/language_identifier

This is a script that uses a statistical model to identify the language of an input text

Primary LanguagePython

language_identifier

This is a script that uses a statistical model to identify the language of an input text

This implementation is based on: William B. Cavnar and John M. Trenkle. 1994. N-grambased text categorization. In Proceedings of SDAIR’94, pages 161–175.

The program is trained on data from 4 languages that are closely related (Persian and Arabic as two languages that share the same orthography and a considerable amount of common vocabulary, and Spanish and Portuguese which are two closely related Latin-based European languages). The data are collected randomly from different sections of the BBC news website for the relevant languages. For each language 10 documents are used for training and 2 are left for final testing. Therefore there are 40 training and 8 test documents. Initially I wanted to augment this technique by introducing a heuristic that would halve the distance of an input text from a target class by the use of stop words.
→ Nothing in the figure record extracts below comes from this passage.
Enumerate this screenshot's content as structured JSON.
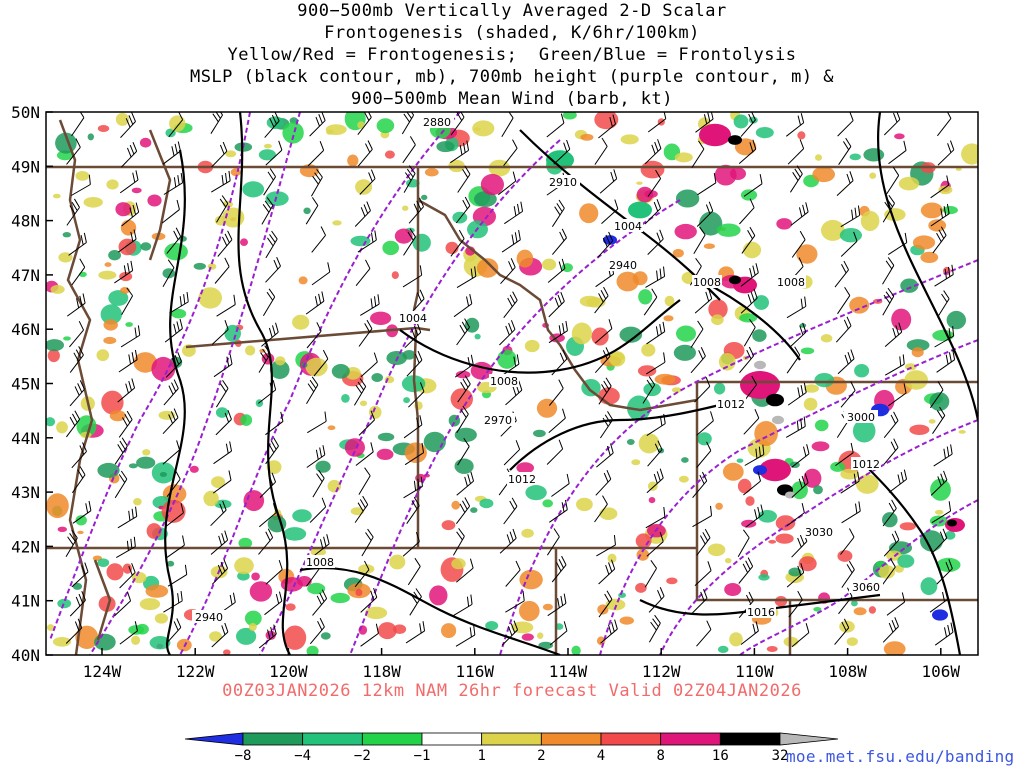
{
  "title_lines": [
    "900−500mb Vertically Averaged 2-D Scalar",
    "Frontogenesis (shaded, K/6hr/100km)",
    "Yellow/Red = Frontogenesis;  Green/Blue = Frontolysis",
    "MSLP (black contour, mb), 700mb height (purple contour, m) &",
    "900−500mb Mean Wind (barb, kt)"
  ],
  "valid_line": "00Z03JAN2026 12km NAM 26hr forecast Valid 02Z04JAN2026",
  "credit": "moe.met.fsu.edu/banding",
  "lat_labels": [
    "50N",
    "49N",
    "48N",
    "47N",
    "46N",
    "45N",
    "44N",
    "43N",
    "42N",
    "41N",
    "40N"
  ],
  "lon_labels": [
    "124W",
    "122W",
    "120W",
    "118W",
    "116W",
    "114W",
    "112W",
    "110W",
    "108W",
    "106W"
  ],
  "height_contour_labels": [
    "2880",
    "2910",
    "2940",
    "2970",
    "3000",
    "3030",
    "3060",
    "2940"
  ],
  "pressure_contour_labels": [
    "1004",
    "1004",
    "1008",
    "1008",
    "1008",
    "1012",
    "1012",
    "1016",
    "1008",
    "1012"
  ],
  "colorbar": {
    "labels": [
      "−8",
      "−4",
      "−2",
      "−1",
      "1",
      "2",
      "4",
      "8",
      "16",
      "32"
    ],
    "colors": [
      "#1f2ee0",
      "#1e9a5a",
      "#22c27a",
      "#22d34a",
      "#ffffff",
      "#dcd34a",
      "#f08a2a",
      "#f24a4a",
      "#e0157a",
      "#000000",
      "#b8b8b8"
    ]
  },
  "colors": {
    "height_contour": "#9a1fd0",
    "pressure_contour": "#000000",
    "borders": "#6b4a36",
    "valid_text": "#f26b6b",
    "credit_text": "#3b56e0"
  }
}
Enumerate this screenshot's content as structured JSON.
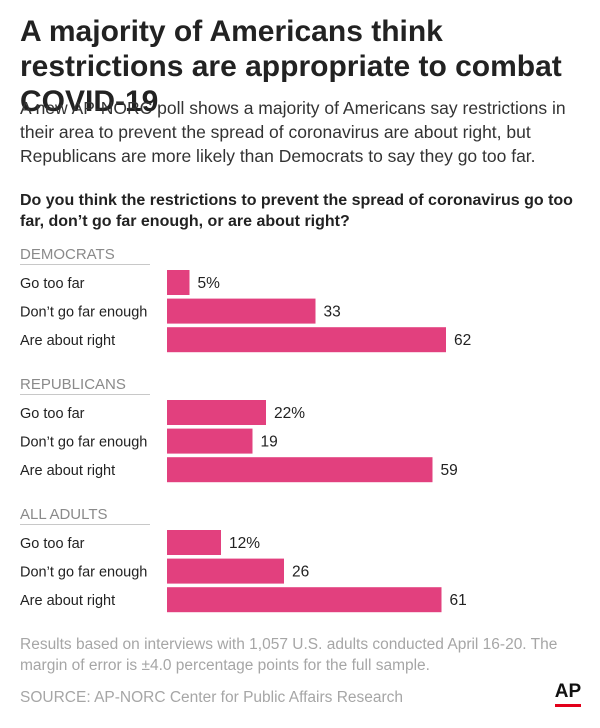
{
  "title": "A majority of Americans think restrictions are appropriate to combat COVID-19",
  "subtitle": "A new AP-NORC poll shows a majority of Americans say restrictions in their area to prevent the spread of coronavirus are about right, but Republicans are more likely than Democrats to say they go too far.",
  "question": "Do you think the restrictions to prevent the spread of coronavirus go too far, don’t go far enough, or are about right?",
  "chart_data": {
    "type": "bar",
    "orientation": "horizontal",
    "bar_color": "#e2407e",
    "xlim": [
      0,
      62
    ],
    "groups": [
      {
        "name": "DEMOCRATS",
        "categories": [
          "Go too far",
          "Don’t go far enough",
          "Are about right"
        ],
        "values": [
          5,
          33,
          62
        ],
        "value_labels": [
          "5%",
          "33",
          "62"
        ]
      },
      {
        "name": "REPUBLICANS",
        "categories": [
          "Go too far",
          "Don’t go far enough",
          "Are about right"
        ],
        "values": [
          22,
          19,
          59
        ],
        "value_labels": [
          "22%",
          "19",
          "59"
        ]
      },
      {
        "name": "ALL ADULTS",
        "categories": [
          "Go too far",
          "Don’t go far enough",
          "Are about right"
        ],
        "values": [
          12,
          26,
          61
        ],
        "value_labels": [
          "12%",
          "26",
          "61"
        ]
      }
    ]
  },
  "note": "Results based on interviews with 1,057 U.S. adults conducted April 16-20. The margin of error is ±4.0 percentage points for the full sample.",
  "source": "SOURCE: AP-NORC Center for Public Affairs Research",
  "logo_text": "AP"
}
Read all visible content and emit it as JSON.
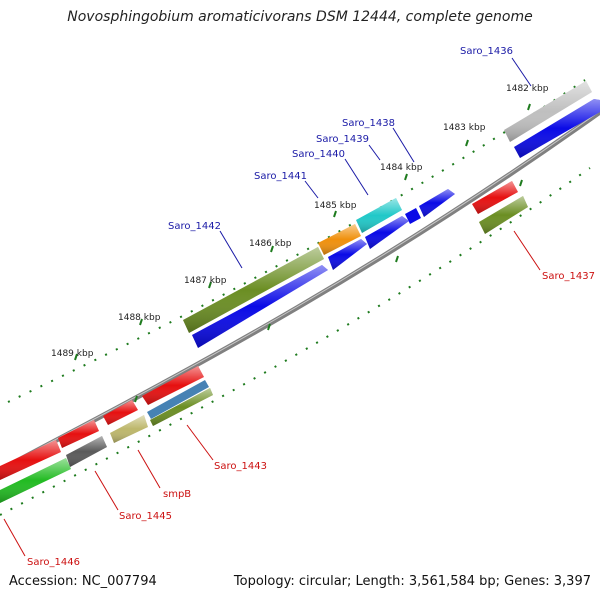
{
  "title": "Novosphingobium aromaticivorans DSM 12444, complete genome",
  "footer": {
    "accession": "Accession: NC_007794",
    "summary": "Topology: circular; Length: 3,561,584 bp; Genes: 3,397"
  },
  "ticks": [
    "1482 kbp",
    "1483 kbp",
    "1484 kbp",
    "1485 kbp",
    "1486 kbp",
    "1487 kbp",
    "1488 kbp",
    "1489 kbp"
  ],
  "forward_labels": [
    "Saro_1436",
    "Saro_1438",
    "Saro_1439",
    "Saro_1440",
    "Saro_1441",
    "Saro_1442"
  ],
  "reverse_labels": [
    "Saro_1437",
    "Saro_1443",
    "smpB",
    "Saro_1445",
    "Saro_1446"
  ],
  "colors": {
    "forward_label": "#1a1aa6",
    "reverse_label": "#cc1111",
    "tick": "#1e7b1e",
    "backbone": "#808080",
    "cds_forward": "#0a0ae6",
    "cds_reverse": "#e61010",
    "olive": "#6b8e23",
    "orange": "#f0900c",
    "cyan": "#20c8c8",
    "silver": "#bfbfbf",
    "khaki": "#bdb76b",
    "steelblue": "#4682b4",
    "darkgray": "#5a5a5a",
    "green": "#22bb22"
  }
}
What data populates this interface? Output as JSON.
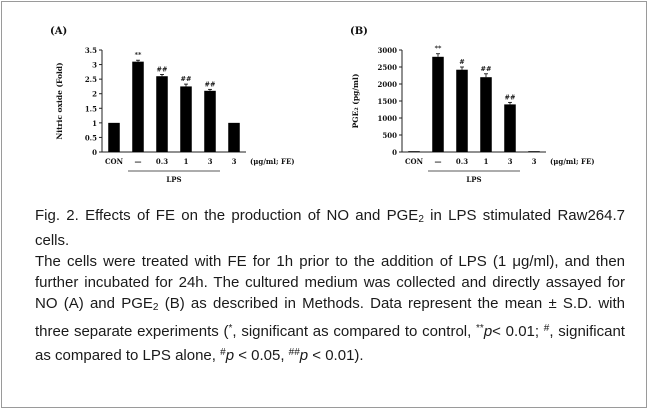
{
  "chart_data": [
    {
      "type": "bar",
      "panel_label": "(A)",
      "categories": [
        "CON",
        "—",
        "0.3",
        "1",
        "3",
        "3"
      ],
      "values": [
        1.0,
        3.1,
        2.6,
        2.25,
        2.1,
        1.0
      ],
      "errors": [
        0,
        0.05,
        0.06,
        0.08,
        0.05,
        0
      ],
      "annotations": [
        "",
        "**",
        "##",
        "##",
        "##",
        ""
      ],
      "ylabel": "Nitric oxide (Fold)",
      "unit_label": "(μg/ml; FE)",
      "group_label": "LPS",
      "ylim": [
        0,
        3.5
      ],
      "yticks": [
        "0",
        "0.5",
        "1",
        "1.5",
        "2",
        "2.5",
        "3",
        "3.5"
      ],
      "ytick_values": [
        0,
        0.5,
        1,
        1.5,
        2,
        2.5,
        3,
        3.5
      ],
      "grid": false
    },
    {
      "type": "bar",
      "panel_label": "(B)",
      "categories": [
        "CON",
        "—",
        "0.3",
        "1",
        "3",
        "3"
      ],
      "values": [
        10,
        2800,
        2420,
        2200,
        1400,
        10
      ],
      "errors": [
        0,
        90,
        80,
        100,
        60,
        0
      ],
      "annotations": [
        "",
        "**",
        "#",
        "##",
        "##",
        ""
      ],
      "ylabel": "PGE₂ (pg/ml)",
      "unit_label": "(μg/ml; FE)",
      "group_label": "LPS",
      "ylim": [
        0,
        3000
      ],
      "yticks": [
        "0",
        "500",
        "1000",
        "1500",
        "2000",
        "2500",
        "3000"
      ],
      "ytick_values": [
        0,
        500,
        1000,
        1500,
        2000,
        2500,
        3000
      ],
      "grid": false
    }
  ],
  "caption": {
    "title_a": "Fig. 2. Effects of FE on the production of NO and PGE",
    "title_sub": "2",
    "title_b": " in LPS stimulated Raw264.7 cells.",
    "body_1": "The cells were treated with FE for 1h prior to the addition of LPS (1 μg/ml), and then further incubated for 24h. The cultured medium was collected and directly assayed for NO (A) and PGE",
    "body_sub": "2",
    "body_2": " (B) as described in Methods. Data represent the mean ± S.D. with three separate experiments (",
    "star": "*",
    "body_3": ", significant as compared to control, ",
    "double_star": "**",
    "p_sym": "p",
    "body_4": "< 0.01; ",
    "hash": "#",
    "body_5": ", significant as compared to LPS alone, ",
    "hash_2": "#",
    "p_sym_2": "p",
    "body_6": " < 0.05, ",
    "double_hash": "##",
    "p_sym_3": "p",
    "body_7": " < 0.01)."
  }
}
It would compute the percentage of coverage of stop words between the input and the separate lists of stop words in the 4 languages. The one that would be higher than a certain threshold and bigger than the 3 other percentages would trigger the program to halve the distance from the input to that specific target language in the original n-gram based model.

Nevertheless the baseline method itself seems to be good enough for my limited purposes here, so I decided to not alter the original algorithm.